Romero's impressive outing came on the heels of a terrible start against the Tigers, in which he walked a career-high eight batters and appeared to be trying to guide the ball into the strike zone instead of letting loose.
The subpar start in Detroit had some members of the media calling for his demotion to the Minor Leagues. The critiques were strong and absolute, with the belief that Romero was causing more harm than good to not only the organization, but his career.
Both Romero and the Blue Jays brushed off that talk in between starts. With more than a month still remaining in the season, there was plenty of time to turn around what has been a disappointing campaign and finish on a positive note.
That work began in New York, and the Blue Jays left-hander felt the biggest difference was his ability to consistently pitch ahead in the count.
"Strike one, throwing strikes and getting deep into that game," Romero said of the positives he hopes to carry over into his next start. "I was able to do that really good. That's a tough Yankees lineup every time, they take their pitches, and they work the count as good as anybody in this league.
"I was in the zone and making them swing the bats. When you're able to do that against a team like this, and keep the ball down, they get themselves out."

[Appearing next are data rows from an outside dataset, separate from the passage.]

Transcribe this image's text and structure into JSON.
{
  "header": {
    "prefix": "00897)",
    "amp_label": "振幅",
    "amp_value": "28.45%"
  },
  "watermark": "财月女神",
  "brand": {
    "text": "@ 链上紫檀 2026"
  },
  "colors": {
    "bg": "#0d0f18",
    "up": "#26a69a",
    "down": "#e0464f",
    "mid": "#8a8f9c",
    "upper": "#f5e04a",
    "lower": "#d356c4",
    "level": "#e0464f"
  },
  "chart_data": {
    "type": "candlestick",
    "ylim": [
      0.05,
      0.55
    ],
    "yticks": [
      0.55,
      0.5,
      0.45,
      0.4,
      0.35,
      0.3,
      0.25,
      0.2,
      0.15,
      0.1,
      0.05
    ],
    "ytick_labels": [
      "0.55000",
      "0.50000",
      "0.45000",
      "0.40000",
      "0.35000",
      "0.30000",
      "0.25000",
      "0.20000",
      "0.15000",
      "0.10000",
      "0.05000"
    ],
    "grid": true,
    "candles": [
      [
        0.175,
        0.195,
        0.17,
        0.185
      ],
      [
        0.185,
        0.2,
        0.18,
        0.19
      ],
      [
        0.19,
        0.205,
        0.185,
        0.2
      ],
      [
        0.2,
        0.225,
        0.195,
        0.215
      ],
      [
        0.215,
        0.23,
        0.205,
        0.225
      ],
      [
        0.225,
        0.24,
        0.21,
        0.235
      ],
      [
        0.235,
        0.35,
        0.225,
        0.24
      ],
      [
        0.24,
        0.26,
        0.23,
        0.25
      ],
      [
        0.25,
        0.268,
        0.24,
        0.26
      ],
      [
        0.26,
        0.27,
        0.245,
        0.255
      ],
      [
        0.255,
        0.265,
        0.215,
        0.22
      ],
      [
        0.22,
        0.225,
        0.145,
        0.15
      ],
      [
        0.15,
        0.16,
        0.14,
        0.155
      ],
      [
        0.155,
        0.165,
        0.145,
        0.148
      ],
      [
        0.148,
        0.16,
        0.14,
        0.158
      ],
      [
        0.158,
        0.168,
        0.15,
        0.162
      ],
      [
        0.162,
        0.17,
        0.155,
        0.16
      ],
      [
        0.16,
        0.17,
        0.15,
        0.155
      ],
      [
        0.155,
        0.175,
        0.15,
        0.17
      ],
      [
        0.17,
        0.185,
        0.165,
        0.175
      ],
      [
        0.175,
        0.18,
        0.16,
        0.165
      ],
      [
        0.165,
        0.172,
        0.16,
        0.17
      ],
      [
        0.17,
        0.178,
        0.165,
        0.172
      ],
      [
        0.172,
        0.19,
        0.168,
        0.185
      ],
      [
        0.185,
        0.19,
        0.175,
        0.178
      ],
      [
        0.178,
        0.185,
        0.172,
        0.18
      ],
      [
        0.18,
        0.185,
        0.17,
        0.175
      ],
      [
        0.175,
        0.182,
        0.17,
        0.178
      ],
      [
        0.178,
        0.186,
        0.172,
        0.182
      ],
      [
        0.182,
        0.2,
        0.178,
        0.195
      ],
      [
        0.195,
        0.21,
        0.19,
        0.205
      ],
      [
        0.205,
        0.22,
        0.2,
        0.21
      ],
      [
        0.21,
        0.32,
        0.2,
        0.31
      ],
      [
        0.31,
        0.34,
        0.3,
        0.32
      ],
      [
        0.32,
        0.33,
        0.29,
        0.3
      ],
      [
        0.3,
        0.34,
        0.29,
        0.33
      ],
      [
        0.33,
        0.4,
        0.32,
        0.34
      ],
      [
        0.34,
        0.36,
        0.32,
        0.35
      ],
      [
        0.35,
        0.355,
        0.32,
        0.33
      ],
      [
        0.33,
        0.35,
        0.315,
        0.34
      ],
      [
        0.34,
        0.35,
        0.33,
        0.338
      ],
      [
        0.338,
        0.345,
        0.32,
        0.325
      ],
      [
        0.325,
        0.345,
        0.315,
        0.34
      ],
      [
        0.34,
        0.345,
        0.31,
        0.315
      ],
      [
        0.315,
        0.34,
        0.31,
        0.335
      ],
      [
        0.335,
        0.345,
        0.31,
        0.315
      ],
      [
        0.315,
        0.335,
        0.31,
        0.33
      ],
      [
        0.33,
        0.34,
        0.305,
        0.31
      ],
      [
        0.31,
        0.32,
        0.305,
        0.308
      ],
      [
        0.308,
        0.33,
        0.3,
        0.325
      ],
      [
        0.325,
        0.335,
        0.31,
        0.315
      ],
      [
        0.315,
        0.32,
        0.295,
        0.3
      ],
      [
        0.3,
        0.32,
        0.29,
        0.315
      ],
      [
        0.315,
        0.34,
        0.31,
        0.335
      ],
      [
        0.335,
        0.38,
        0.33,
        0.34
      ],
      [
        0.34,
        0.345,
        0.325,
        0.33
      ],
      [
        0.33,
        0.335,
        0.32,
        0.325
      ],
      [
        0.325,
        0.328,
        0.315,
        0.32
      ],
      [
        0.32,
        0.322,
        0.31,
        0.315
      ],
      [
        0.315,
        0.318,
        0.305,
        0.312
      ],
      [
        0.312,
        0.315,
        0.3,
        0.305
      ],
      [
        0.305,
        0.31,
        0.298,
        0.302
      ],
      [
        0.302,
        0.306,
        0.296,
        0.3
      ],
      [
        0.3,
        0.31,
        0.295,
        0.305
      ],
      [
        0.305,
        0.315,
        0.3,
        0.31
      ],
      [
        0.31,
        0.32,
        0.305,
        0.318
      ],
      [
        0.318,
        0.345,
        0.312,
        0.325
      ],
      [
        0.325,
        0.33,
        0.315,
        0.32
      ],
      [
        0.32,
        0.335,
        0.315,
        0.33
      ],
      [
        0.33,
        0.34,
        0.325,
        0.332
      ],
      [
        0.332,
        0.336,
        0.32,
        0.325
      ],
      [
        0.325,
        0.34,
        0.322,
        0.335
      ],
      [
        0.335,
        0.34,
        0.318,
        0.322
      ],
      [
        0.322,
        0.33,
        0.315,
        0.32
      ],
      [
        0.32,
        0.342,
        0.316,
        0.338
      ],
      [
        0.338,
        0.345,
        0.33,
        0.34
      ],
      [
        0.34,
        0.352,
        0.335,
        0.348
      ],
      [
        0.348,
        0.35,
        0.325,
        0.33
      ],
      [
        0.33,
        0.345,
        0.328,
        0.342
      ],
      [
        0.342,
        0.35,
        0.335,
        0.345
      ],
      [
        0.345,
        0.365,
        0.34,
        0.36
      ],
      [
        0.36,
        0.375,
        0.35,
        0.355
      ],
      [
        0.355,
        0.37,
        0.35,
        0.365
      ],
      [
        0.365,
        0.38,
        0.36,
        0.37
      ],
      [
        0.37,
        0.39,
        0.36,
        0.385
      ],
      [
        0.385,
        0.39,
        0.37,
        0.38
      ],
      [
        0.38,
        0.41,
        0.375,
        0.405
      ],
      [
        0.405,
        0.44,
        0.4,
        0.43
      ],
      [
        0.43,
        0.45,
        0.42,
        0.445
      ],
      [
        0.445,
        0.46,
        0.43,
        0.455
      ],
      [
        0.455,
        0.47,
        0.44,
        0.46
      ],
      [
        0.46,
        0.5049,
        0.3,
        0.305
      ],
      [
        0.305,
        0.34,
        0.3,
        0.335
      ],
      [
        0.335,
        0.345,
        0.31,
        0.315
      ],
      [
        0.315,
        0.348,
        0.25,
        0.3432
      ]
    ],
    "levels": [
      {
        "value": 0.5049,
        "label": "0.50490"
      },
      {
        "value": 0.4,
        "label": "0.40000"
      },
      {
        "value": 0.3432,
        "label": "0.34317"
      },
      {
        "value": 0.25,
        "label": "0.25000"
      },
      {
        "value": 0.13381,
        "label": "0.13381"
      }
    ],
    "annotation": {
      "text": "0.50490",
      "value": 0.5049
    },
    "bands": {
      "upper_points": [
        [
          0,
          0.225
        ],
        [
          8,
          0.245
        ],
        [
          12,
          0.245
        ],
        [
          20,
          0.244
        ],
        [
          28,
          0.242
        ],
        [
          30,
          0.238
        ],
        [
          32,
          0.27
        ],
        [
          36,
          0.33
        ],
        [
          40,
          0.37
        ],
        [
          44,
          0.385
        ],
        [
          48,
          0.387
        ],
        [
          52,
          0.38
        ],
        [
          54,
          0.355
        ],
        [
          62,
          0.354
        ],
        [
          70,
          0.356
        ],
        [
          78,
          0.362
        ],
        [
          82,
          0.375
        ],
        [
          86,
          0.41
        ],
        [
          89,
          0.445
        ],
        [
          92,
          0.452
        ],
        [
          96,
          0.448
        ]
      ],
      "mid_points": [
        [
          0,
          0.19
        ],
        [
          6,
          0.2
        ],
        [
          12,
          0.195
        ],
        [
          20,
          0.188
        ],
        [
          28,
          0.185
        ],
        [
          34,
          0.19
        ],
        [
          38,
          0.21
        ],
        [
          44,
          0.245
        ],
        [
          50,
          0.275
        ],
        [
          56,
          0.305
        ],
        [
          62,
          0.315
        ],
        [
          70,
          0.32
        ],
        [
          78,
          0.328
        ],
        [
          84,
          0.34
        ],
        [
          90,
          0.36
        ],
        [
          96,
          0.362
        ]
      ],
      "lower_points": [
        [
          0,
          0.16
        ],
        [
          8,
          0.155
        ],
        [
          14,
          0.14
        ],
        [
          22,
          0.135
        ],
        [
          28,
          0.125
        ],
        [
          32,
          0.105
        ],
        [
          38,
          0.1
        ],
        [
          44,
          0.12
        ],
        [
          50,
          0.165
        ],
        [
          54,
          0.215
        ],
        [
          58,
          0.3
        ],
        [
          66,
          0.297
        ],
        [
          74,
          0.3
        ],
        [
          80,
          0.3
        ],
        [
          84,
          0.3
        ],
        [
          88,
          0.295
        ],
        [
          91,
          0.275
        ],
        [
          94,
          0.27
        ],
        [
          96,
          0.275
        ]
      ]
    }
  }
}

Romero's only trouble on Tuesday night occurred in the third and fourth innings. The third-inning woes began with back-to-back singles by Jayson Nix and Ichiro Suzuki. Two batters later, Nick Swisher followed with an RBI single, while in the fourth, Curtis Granderson recorded a sacrifice fly to score Steve Pearce, who reached base on a leadoff walk.
The 27-year-old Romero was relatively flawless from that point on. Despite the strong outing, he still hasn't won since June 22 in Miami, and owns a 7.16 ERA over that span. The 11-game losing streak is now a single-season franchise record and the longest in the American League this year.

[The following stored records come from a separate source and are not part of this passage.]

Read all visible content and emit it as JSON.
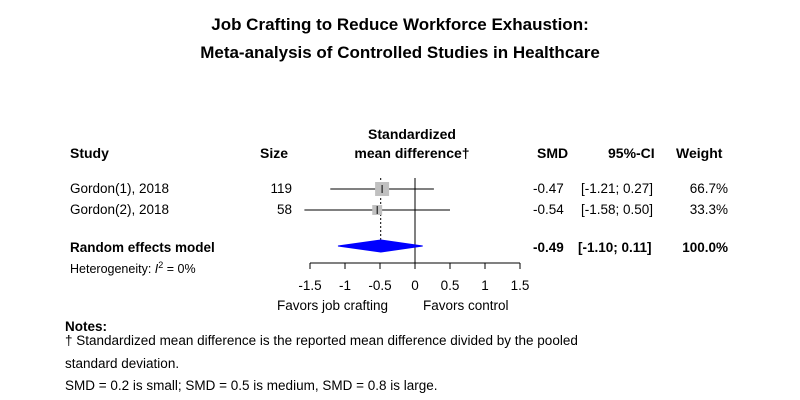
{
  "title_line1": "Job Crafting to Reduce Workforce Exhaustion:",
  "title_line2": "Meta-analysis of Controlled Studies in Healthcare",
  "headers": {
    "study": "Study",
    "size": "Size",
    "smd_line1": "Standardized",
    "smd_line2": "mean difference†",
    "smd": "SMD",
    "ci": "95%-CI",
    "weight": "Weight"
  },
  "rows": [
    {
      "study": "Gordon(1), 2018",
      "size": "119",
      "smd": "-0.47",
      "ci": "[-1.21; 0.27]",
      "weight": "66.7%"
    },
    {
      "study": "Gordon(2), 2018",
      "size": "58",
      "smd": "-0.54",
      "ci": "[-1.58; 0.50]",
      "weight": "33.3%"
    }
  ],
  "summary": {
    "label": "Random effects model",
    "smd": "-0.49",
    "ci": "[-1.10; 0.11]",
    "weight": "100.0%"
  },
  "heterogeneity": {
    "prefix": "Heterogeneity: ",
    "stat": "I",
    "sup": "2",
    "value": " = 0%"
  },
  "favors_left": "Favors job crafting",
  "favors_right": "Favors control",
  "notes": {
    "heading": "Notes:",
    "line1": "† Standardized mean difference is the reported mean difference divided by the pooled",
    "line2": "standard deviation.",
    "line3": "SMD = 0.2 is small; SMD = 0.5 is medium, SMD = 0.8 is large."
  },
  "chart_data": {
    "type": "forest",
    "xlim": [
      -1.5,
      1.5
    ],
    "ticks": [
      "-1.5",
      "-1",
      "-0.5",
      "0",
      "0.5",
      "1",
      "1.5"
    ],
    "tick_values": [
      -1.5,
      -1,
      -0.5,
      0,
      0.5,
      1,
      1.5
    ],
    "studies": [
      {
        "name": "Gordon(1), 2018",
        "n": 119,
        "smd": -0.47,
        "lower": -1.21,
        "upper": 0.27,
        "weight": 66.7
      },
      {
        "name": "Gordon(2), 2018",
        "n": 58,
        "smd": -0.54,
        "lower": -1.58,
        "upper": 0.5,
        "weight": 33.3
      }
    ],
    "pooled": {
      "smd": -0.49,
      "lower": -1.1,
      "upper": 0.11
    },
    "colors": {
      "square": "#c0c0c0",
      "diamond": "#0000ff",
      "line": "#000000"
    }
  }
}
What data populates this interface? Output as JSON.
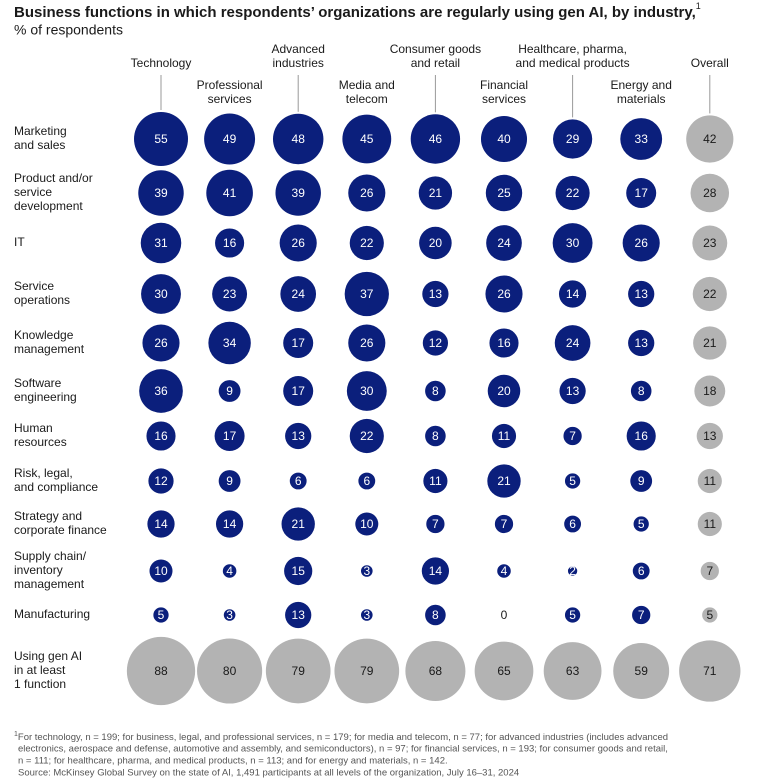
{
  "chart_data": {
    "type": "bubble",
    "title": "Business functions in which respondents’ organizations are regularly using gen AI, by industry,",
    "title_note": "1",
    "subtitle": "% of respondents",
    "columns": [
      [
        "Technology"
      ],
      [
        "Professional",
        "services"
      ],
      [
        "Advanced",
        "industries"
      ],
      [
        "Media and",
        "telecom"
      ],
      [
        "Consumer goods",
        "and retail"
      ],
      [
        "Financial",
        "services"
      ],
      [
        "Healthcare, pharma,",
        "and medical products"
      ],
      [
        "Energy and",
        "materials"
      ],
      [
        "Overall"
      ]
    ],
    "rows": [
      [
        "Marketing",
        "and sales"
      ],
      [
        "Product and/or",
        "service",
        "development"
      ],
      [
        "IT"
      ],
      [
        "Service",
        "operations"
      ],
      [
        "Knowledge",
        "management"
      ],
      [
        "Software",
        "engineering"
      ],
      [
        "Human",
        "resources"
      ],
      [
        "Risk, legal,",
        "and compliance"
      ],
      [
        "Strategy and",
        "corporate finance"
      ],
      [
        "Supply chain/",
        "inventory",
        "management"
      ],
      [
        "Manufacturing"
      ],
      [
        "Using gen AI",
        "in at least",
        "1 function"
      ]
    ],
    "values": [
      [
        55,
        49,
        48,
        45,
        46,
        40,
        29,
        33,
        42
      ],
      [
        39,
        41,
        39,
        26,
        21,
        25,
        22,
        17,
        28
      ],
      [
        31,
        16,
        26,
        22,
        20,
        24,
        30,
        26,
        23
      ],
      [
        30,
        23,
        24,
        37,
        13,
        26,
        14,
        13,
        22
      ],
      [
        26,
        34,
        17,
        26,
        12,
        16,
        24,
        13,
        21
      ],
      [
        36,
        9,
        17,
        30,
        8,
        20,
        13,
        8,
        18
      ],
      [
        16,
        17,
        13,
        22,
        8,
        11,
        7,
        16,
        13
      ],
      [
        12,
        9,
        6,
        6,
        11,
        21,
        5,
        9,
        11
      ],
      [
        14,
        14,
        21,
        10,
        7,
        7,
        6,
        5,
        11
      ],
      [
        10,
        4,
        15,
        3,
        14,
        4,
        2,
        6,
        7
      ],
      [
        5,
        3,
        13,
        3,
        8,
        0,
        5,
        7,
        5
      ],
      [
        88,
        80,
        79,
        79,
        68,
        65,
        63,
        59,
        71
      ]
    ],
    "color": "#0b1f7c",
    "total_color": "#b3b3b3",
    "footnote_marker": "1",
    "footnote": [
      "For technology, n = 199; for business, legal, and professional services, n = 179; for media and telecom, n = 77; for advanced industries (includes advanced",
      "electronics, aerospace and defense, automotive and assembly, and semiconductors), n = 97; for financial services, n = 193; for consumer goods and retail,",
      "n = 111; for healthcare, pharma, and medical products, n = 113; and for energy and materials, n = 142."
    ],
    "source": "Source: McKinsey Global Survey on the state of AI, 1,491 participants at all levels of the organization, July 16–31, 2024"
  }
}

Even so, the pros outweighed the cons on Tuesday night, and Blue Jays manager John Farrell was more than happy with what he saw on the mound.

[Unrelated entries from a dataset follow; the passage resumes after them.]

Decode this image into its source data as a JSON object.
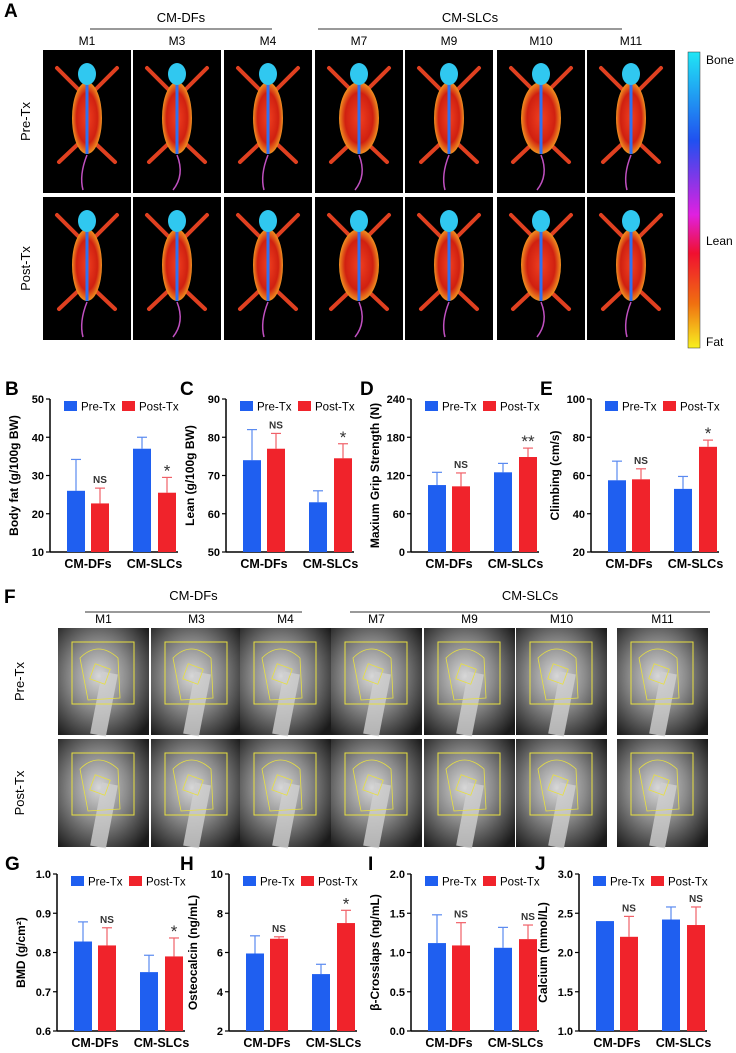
{
  "panelA": {
    "label": "A",
    "groups": [
      "CM-DFs",
      "CM-SLCs"
    ],
    "mice": [
      "M1",
      "M3",
      "M4",
      "M7",
      "M9",
      "M10",
      "M11"
    ],
    "rows": [
      "Pre-Tx",
      "Post-Tx"
    ],
    "colorbar": {
      "top": "Bone",
      "middle": "Lean",
      "bottom": "Fat",
      "colors": [
        "#20e6f5",
        "#2050f0",
        "#e020e0",
        "#f01030",
        "#f07010",
        "#f8f020"
      ]
    }
  },
  "panelF": {
    "label": "F",
    "groups": [
      "CM-DFs",
      "CM-SLCs"
    ],
    "mice": [
      "M1",
      "M3",
      "M4",
      "M7",
      "M9",
      "M10",
      "M11"
    ],
    "rows": [
      "Pre-Tx",
      "Post-Tx"
    ]
  },
  "legend": {
    "pre": "Pre-Tx",
    "post": "Post-Tx",
    "pre_color": "#1f5ff0",
    "post_color": "#f0232b"
  },
  "chart_data": [
    {
      "panel": "B",
      "type": "bar",
      "ylabel": "Body fat (g/100g BW)",
      "ylim": [
        10,
        50
      ],
      "yticks": [
        "10",
        "20",
        "30",
        "40",
        "50"
      ],
      "categories": [
        "CM-DFs",
        "CM-SLCs"
      ],
      "series": [
        {
          "name": "Pre-Tx",
          "values": [
            26,
            37
          ],
          "errors": [
            8.2,
            3
          ]
        },
        {
          "name": "Post-Tx",
          "values": [
            22.7,
            25.5
          ],
          "errors": [
            4,
            4
          ]
        }
      ],
      "significance": [
        "NS",
        "*"
      ]
    },
    {
      "panel": "C",
      "type": "bar",
      "ylabel": "Lean (g/100g BW)",
      "ylim": [
        50,
        90
      ],
      "yticks": [
        "50",
        "60",
        "70",
        "80",
        "90"
      ],
      "categories": [
        "CM-DFs",
        "CM-SLCs"
      ],
      "series": [
        {
          "name": "Pre-Tx",
          "values": [
            74,
            63
          ],
          "errors": [
            8,
            3
          ]
        },
        {
          "name": "Post-Tx",
          "values": [
            77,
            74.5
          ],
          "errors": [
            4,
            3.8
          ]
        }
      ],
      "significance": [
        "NS",
        "*"
      ]
    },
    {
      "panel": "D",
      "type": "bar",
      "ylabel": "Maxium Grip Strength (N)",
      "ylim": [
        0,
        240
      ],
      "yticks": [
        "0",
        "60",
        "120",
        "180",
        "240"
      ],
      "categories": [
        "CM-DFs",
        "CM-SLCs"
      ],
      "series": [
        {
          "name": "Pre-Tx",
          "values": [
            105,
            125
          ],
          "errors": [
            20,
            14
          ]
        },
        {
          "name": "Post-Tx",
          "values": [
            103,
            149
          ],
          "errors": [
            21,
            14
          ]
        }
      ],
      "significance": [
        "NS",
        "**"
      ]
    },
    {
      "panel": "E",
      "type": "bar",
      "ylabel": "Climbing (cm/s)",
      "ylim": [
        20,
        100
      ],
      "yticks": [
        "20",
        "40",
        "60",
        "80",
        "100"
      ],
      "categories": [
        "CM-DFs",
        "CM-SLCs"
      ],
      "series": [
        {
          "name": "Pre-Tx",
          "values": [
            57.5,
            53
          ],
          "errors": [
            10,
            6.5
          ]
        },
        {
          "name": "Post-Tx",
          "values": [
            58,
            75
          ],
          "errors": [
            5.5,
            3.5
          ]
        }
      ],
      "significance": [
        "NS",
        "*"
      ]
    },
    {
      "panel": "G",
      "type": "bar",
      "ylabel": "BMD (g/cm²)",
      "ylim": [
        0.6,
        1.0
      ],
      "yticks": [
        "0.6",
        "0.7",
        "0.8",
        "0.9",
        "1.0"
      ],
      "categories": [
        "CM-DFs",
        "CM-SLCs"
      ],
      "series": [
        {
          "name": "Pre-Tx",
          "values": [
            0.828,
            0.75
          ],
          "errors": [
            0.05,
            0.043
          ]
        },
        {
          "name": "Post-Tx",
          "values": [
            0.818,
            0.79
          ],
          "errors": [
            0.045,
            0.047
          ]
        }
      ],
      "significance": [
        "NS",
        "*"
      ]
    },
    {
      "panel": "H",
      "type": "bar",
      "ylabel": "Osteocalcin (ng/mL)",
      "ylim": [
        2,
        10
      ],
      "yticks": [
        "2",
        "4",
        "6",
        "8",
        "10"
      ],
      "categories": [
        "CM-DFs",
        "CM-SLCs"
      ],
      "series": [
        {
          "name": "Pre-Tx",
          "values": [
            5.95,
            4.9
          ],
          "errors": [
            0.9,
            0.5
          ]
        },
        {
          "name": "Post-Tx",
          "values": [
            6.7,
            7.5
          ],
          "errors": [
            0.1,
            0.65
          ]
        }
      ],
      "significance": [
        "NS",
        "*"
      ]
    },
    {
      "panel": "I",
      "type": "bar",
      "ylabel": "β-Crosslaps (ng/mL)",
      "ylim": [
        0,
        2
      ],
      "yticks": [
        "0.0",
        "0.5",
        "1.0",
        "1.5",
        "2.0"
      ],
      "categories": [
        "CM-DFs",
        "CM-SLCs"
      ],
      "series": [
        {
          "name": "Pre-Tx",
          "values": [
            1.12,
            1.06
          ],
          "errors": [
            0.36,
            0.26
          ]
        },
        {
          "name": "Post-Tx",
          "values": [
            1.09,
            1.17
          ],
          "errors": [
            0.29,
            0.18
          ]
        }
      ],
      "significance": [
        "NS",
        "NS"
      ]
    },
    {
      "panel": "J",
      "type": "bar",
      "ylabel": "Calcium (mmol/L)",
      "ylim": [
        1,
        3
      ],
      "yticks": [
        "1.0",
        "1.5",
        "2.0",
        "2.5",
        "3.0"
      ],
      "categories": [
        "CM-DFs",
        "CM-SLCs"
      ],
      "series": [
        {
          "name": "Pre-Tx",
          "values": [
            2.4,
            2.42
          ],
          "errors": [
            0,
            0.16
          ]
        },
        {
          "name": "Post-Tx",
          "values": [
            2.2,
            2.35
          ],
          "errors": [
            0.26,
            0.23
          ]
        }
      ],
      "significance": [
        "NS",
        "NS"
      ]
    }
  ]
}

"I think he felt good about himself physically, and as the rhythm of the game was established, you could see it continue for him," Farrell said. "Not just from a physical standpoint, but even talking with him after the sixth, he felt like he was still strong, and [we] sent him out against a couple of right-handed hitters in that inning."
The Blue Jays' lack of offense has been a growing trend of late, and has become an even bigger problem when Romero is on the mound. In Romero's past 10 starts, Toronto has managed to score a total of 17 runs -- including four consecutive shutouts from July 7-25.
Toronto's lone bright spot on offense occurred in the fifth, when Adeiny Hechavarria recorded the first home run of his big league career. Hechavarria sent a 1-2 fastball from right-hander Phil Hughes over the wall in right field to get the Blue Jays within one. Hughes departed after seven innings having surrendered just four hits while walking three and striking out five.
"He did a really nice job again," Yankees manager Joe Girardi said of Hughes. "He's pitched well for us this year, and it's a time where you need distance. He did a really good job. He mixed in all of his pitches tonight. The one homer, he got the ball up in the zone, but he was really good."
The Blue Jays have now scored three runs or less in six of their past 27 games. Over that span, the club has gone 6-21 and have now lost eight of their past nine games.